The Vegetarian In Me

I am a vegetarian. I confess the only reason I stopped eating meat was to lose weight, since meat is a very concentrated source of fat. But vanity has nothing to do with my continued commitment to being a vegetarian. Neither do politics or religion. It is a deeply personal choice and sometimes difficult to articulate.

I don't believe I'm on this planet by chance. I didn't create myself. I believe I was created by a force greater than anything I can imagine. I also believe that force created everything and everyone else around me. Including plant and animal life. I'm not so sure that just because we have the know how to oppress and eat animals that we should. I know that sounds a lot like everything we've heard from animal rights groups. But as I said, this is not a political choice for me. I don't do anything just because someone else thinks I should. I always have to process it myself and make my own decisions.
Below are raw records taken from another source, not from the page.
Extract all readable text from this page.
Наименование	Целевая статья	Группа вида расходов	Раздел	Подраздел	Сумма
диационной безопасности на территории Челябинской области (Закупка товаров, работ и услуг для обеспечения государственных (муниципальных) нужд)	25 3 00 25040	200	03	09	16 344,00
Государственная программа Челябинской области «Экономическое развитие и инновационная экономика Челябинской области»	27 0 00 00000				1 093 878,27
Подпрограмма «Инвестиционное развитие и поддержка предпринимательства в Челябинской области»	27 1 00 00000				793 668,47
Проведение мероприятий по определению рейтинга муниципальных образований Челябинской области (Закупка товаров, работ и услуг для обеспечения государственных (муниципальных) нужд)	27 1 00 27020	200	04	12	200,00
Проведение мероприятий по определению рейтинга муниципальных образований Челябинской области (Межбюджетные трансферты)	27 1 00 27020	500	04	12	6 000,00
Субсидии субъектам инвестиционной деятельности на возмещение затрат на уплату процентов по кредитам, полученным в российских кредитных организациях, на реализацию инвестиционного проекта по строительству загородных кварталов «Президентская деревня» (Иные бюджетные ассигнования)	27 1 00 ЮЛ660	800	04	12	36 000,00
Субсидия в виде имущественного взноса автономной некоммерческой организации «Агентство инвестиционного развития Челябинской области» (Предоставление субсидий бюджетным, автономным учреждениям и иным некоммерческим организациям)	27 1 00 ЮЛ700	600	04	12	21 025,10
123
Not eating another living being boils down to compassion. Why would I be so arrogant to think that I have a right to take another living beings life? Even though the meat may be wrapped up in a nice clear plastic package, we cannot absolve ourselves of that animals blood. It is on all of our hands.

Albert Einstein once said: "Our task must be to free ourselves by widening our circle of compassion to embrace all living creatures and the whole of nature in its beauty."

I was leafing through an issue of Life magazine and came across some pictures of a little boy who fell into a gorilla cage at a zoo. A compassionate female gorilla cradled the little boy and gently carried him to the gate where she knew her captors (the zoo keepers) would enter. I cried when I read that story. Especially since, when the zoo keepers came, they used high pressure water hoses to keep the gorillas away. I wonder what that female gorilla was thinking? I wonder a lot about what animals think of us. What makes us so sure they don't think? Just because we don't want them to? What do you suppose that female gorilla was doing when she carried that little boy to safety?

I realize we don't eat gorillas. (Thank God) But we imprison them without a hearing. And we're systematically destroying their homes without a single thought to their rights. Mark Twain once said: "The fact that man knows right from wrong proves his intellectual superiority to other creatures. The fact that he can do wrong proves his moral inferiority to any creature that cannot."

As a child, I was taken on many an outing to our city's zoo which was quite famous for having a large and varied animal stock. I will never forget my feeling of sadness and guilt as I looked at those joyless, lifeless creatures who deserved so much more than what they were receiving. The animals were well cared for, but what kind of life is it for a wild animal to live in a cage no matter how large it is? And what kind of life is it to be born, bred and slaughtered just because those hamburgers taste so good?

Who knows? Perhaps, if we ground us up and flattened us into burger shapes, we might be just as tasty.